In many municipalities across the country, law enforcement departments have overstepped their bounds to an alarming degree. We have all seen videos of people being arrested for various absurd reasons, such as paddle-boarding alone in the ocean; opening their hair salon for business; letting their children play on nearly empty playgrounds; playing catch with their daughter in a park; and rabbis and ministers have even been arrested and fined for leading religious services. The mayor of Chicago, who broke her own lockdown order to get a hair cut, recently threatened to monitor and arrest people if they even discuss house parties on Facebook.
In my small New Hampshire town, we are a little bit more sane. When Sununu issued his first Stay-at-Home Order, I emailed our chief of police directly and told him I believed the governor’s order was unconstitutional and that I would not be complying with it. Since the governor’s order explicitly instructs state and local authorities to enforce the order, I asked our police chief what he was prepared to do. Would he arrest me if I left my house for a reason that the governor did not approve of? The chief wrote back to me and said he had no intention of arresting anyone for violating the Stay-at-Home order. This is encouraging so long as I don’t leave town.
However, the state’s attorney general issued a memorandum to law enforcement in April, giving individual officers the discretion to arrest people for violating the governor’s Stay-at-Home order. So my freedom is dependent on the whim of random police officers.

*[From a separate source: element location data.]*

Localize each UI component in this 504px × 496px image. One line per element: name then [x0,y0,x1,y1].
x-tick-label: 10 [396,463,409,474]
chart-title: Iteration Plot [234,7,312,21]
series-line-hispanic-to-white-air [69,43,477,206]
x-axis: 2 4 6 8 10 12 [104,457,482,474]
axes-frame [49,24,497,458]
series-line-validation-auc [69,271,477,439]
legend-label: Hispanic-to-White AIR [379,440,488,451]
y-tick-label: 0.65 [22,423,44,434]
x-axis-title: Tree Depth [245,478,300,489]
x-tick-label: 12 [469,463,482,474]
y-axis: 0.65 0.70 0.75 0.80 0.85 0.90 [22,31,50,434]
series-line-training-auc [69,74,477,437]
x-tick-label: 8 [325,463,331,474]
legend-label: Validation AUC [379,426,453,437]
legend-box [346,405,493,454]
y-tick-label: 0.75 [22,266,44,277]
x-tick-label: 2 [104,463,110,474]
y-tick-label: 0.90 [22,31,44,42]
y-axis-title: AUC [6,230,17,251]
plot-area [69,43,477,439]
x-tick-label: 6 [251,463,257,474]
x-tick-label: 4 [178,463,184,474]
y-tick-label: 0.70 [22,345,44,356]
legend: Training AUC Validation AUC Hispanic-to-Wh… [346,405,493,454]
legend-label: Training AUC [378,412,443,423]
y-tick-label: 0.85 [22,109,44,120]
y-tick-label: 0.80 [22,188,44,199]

Recent polls show Sununu is riding high on public opinion, with more than 80% approving of his handling of the COVID-19 crisis. So he is unlikely to change his current course, which appears to be headed toward an easy reelection in November. Besides, he is enjoying being able to buy ice cream anonymously.

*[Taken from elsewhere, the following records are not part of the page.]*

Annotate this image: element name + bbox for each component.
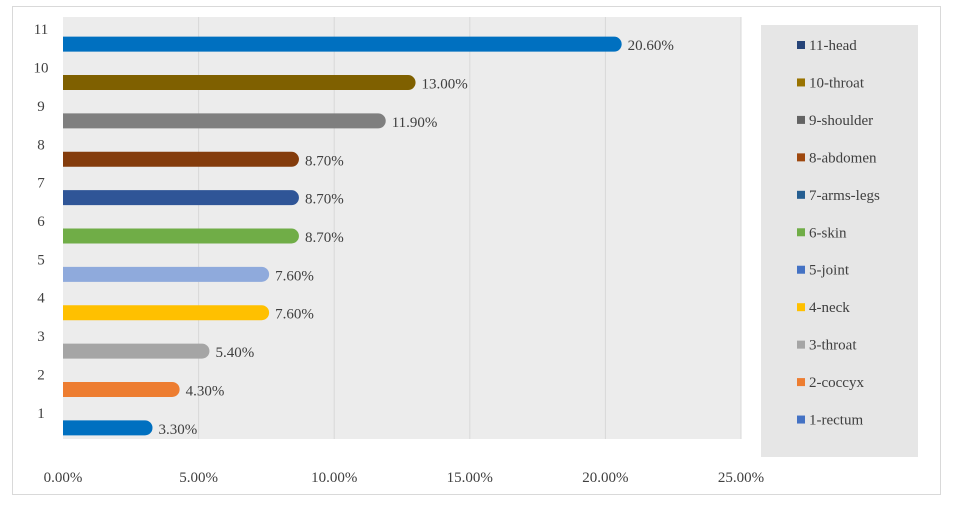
- y-tick-label: 2: [37, 367, 45, 383]
- y-tick-label: 9: [37, 99, 45, 115]
- data-label: 13.00%: [422, 77, 468, 93]
- bar: [63, 36, 622, 52]
- legend-entry: 9-shoulder: [809, 113, 873, 129]
- y-tick-label: 8: [37, 137, 45, 153]
- legend-entry: 10-throat: [809, 75, 865, 91]
- legend-swatch: [797, 41, 805, 49]
- legend: 11-head 10-throat 9-shoulder 8-abdomen 7-arm…: [761, 25, 918, 457]
- bar: [63, 113, 386, 129]
- bar: [63, 420, 153, 436]
- legend-swatch: [797, 378, 805, 387]
- x-tick-label: 15.00%: [447, 470, 493, 486]
- legend-swatch: [797, 265, 805, 274]
- y-tick-label: 11: [34, 22, 48, 38]
- x-tick-label: 5.00%: [179, 470, 218, 486]
- legend-entry: 11-head: [809, 38, 857, 54]
- legend-swatch: [797, 415, 805, 424]
- legend-entry: 1-rectum: [809, 413, 863, 429]
- legend-swatch: [797, 78, 805, 87]
- y-tick-label: 10: [34, 61, 49, 77]
- data-label: 4.30%: [186, 383, 225, 399]
- y-tick-label: 3: [37, 329, 45, 345]
- chart-frame: 0.00% 5.00% 10.00% 15.00% 20.00% 25.00% 3.30% 1…: [12, 6, 941, 495]
- bar: [63, 75, 416, 91]
- y-tick-label: 4: [37, 291, 45, 307]
- legend-swatch: [797, 153, 805, 162]
- bar: [63, 151, 299, 167]
- legend-box: [761, 25, 918, 457]
- y-tick-label: 5: [37, 252, 45, 268]
- legend-swatch: [797, 115, 805, 124]
- legend-swatch: [797, 228, 805, 237]
- x-tick-label: 20.00%: [582, 470, 628, 486]
- legend-entry: 5-joint: [809, 263, 850, 279]
- y-tick-label: 7: [37, 176, 45, 192]
- data-label: 8.70%: [305, 153, 344, 169]
- data-label: 3.30%: [158, 422, 197, 438]
- legend-entry: 8-abdomen: [809, 150, 877, 166]
- legend-entry: 4-neck: [809, 300, 850, 316]
- data-label: 7.60%: [275, 268, 314, 284]
- bar: [63, 305, 270, 321]
- data-label: 11.90%: [392, 115, 438, 131]
- data-label: 5.40%: [215, 345, 254, 361]
- legend-entry: 3-throat: [809, 338, 857, 354]
- y-tick-label: 1: [37, 406, 45, 422]
- legend-swatch: [797, 303, 805, 312]
- legend-swatch: [797, 340, 805, 349]
- bar-chart: 0.00% 5.00% 10.00% 15.00% 20.00% 25.00% 3.30% 1…: [34, 17, 918, 486]
- x-tick-label: 25.00%: [718, 470, 764, 486]
- legend-swatch: [797, 190, 805, 199]
- data-label: 8.70%: [305, 192, 344, 208]
- bar: [63, 343, 210, 359]
- plot-area: 0.00% 5.00% 10.00% 15.00% 20.00% 25.00% 3.30% 1…: [34, 17, 764, 486]
- x-tick-label: 10.00%: [311, 470, 357, 486]
- legend-entry: 7-arms-legs: [809, 188, 880, 204]
- bar: [63, 228, 299, 244]
- data-label: 8.70%: [305, 230, 344, 246]
- bar: [63, 190, 299, 206]
- legend-entry: 2-coccyx: [809, 375, 864, 391]
- data-label: 20.60%: [628, 38, 674, 54]
- data-label: 7.60%: [275, 307, 314, 323]
- x-tick-label: 0.00%: [44, 470, 83, 486]
- legend-entry: 6-skin: [809, 225, 847, 241]
- bar: [63, 381, 180, 397]
- y-tick-label: 6: [37, 214, 45, 230]
- bar: [63, 266, 270, 282]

1) Indulging in ice cream to relieve stress.
2) Enjoying the first incognito shopping run I’ve had in years.
3) Feeling super cool like a Western cowboy hero in Aisle 10.
4) Doing my part to follow CDC guidance & not spread #COVID19.
5) All of the Above
Stay safe, NH! pic.twitter.com/UgVgsvmNck
— Chris Sununu (@GovChrisSununu) April 8, 2020
Perhaps Sununu’s high approval rating is not for long, though. New Hampshire has had one of the highest per capital loses of employment in the country with 175,000+ people filing for unemployment benefits in the past six weeks. Prior to that, New Hampshire had one of the lowest unemployment rates in the country.
About 6,000 people have signed a “Reopen New Hampshire” petition, and a recent rally in Concord drew around 500 protesters, and impressive showing in a small state.
NH Journal, again:
Jana, who works at a drug store in Derry, NH, and didn’t give her last name, was visibly upset by the news of Sununu’s comments. “When did he say that? Why would he say that?” she asked. “People aren’t going to put up with this. This is going to get bad,” she told InsideSources.
This is going to get bad, and not because of COVID-19 but because of the overreaction from our various governments at all levels. Will Americans put up with this for “a couple more months” or even longer?
Remember “14 days to slow the spread”? Yeah, that ended more than 40 days ago. Yet here we are. Welcome to the Hotel Stay-at-Home. You can check in but you can never leave.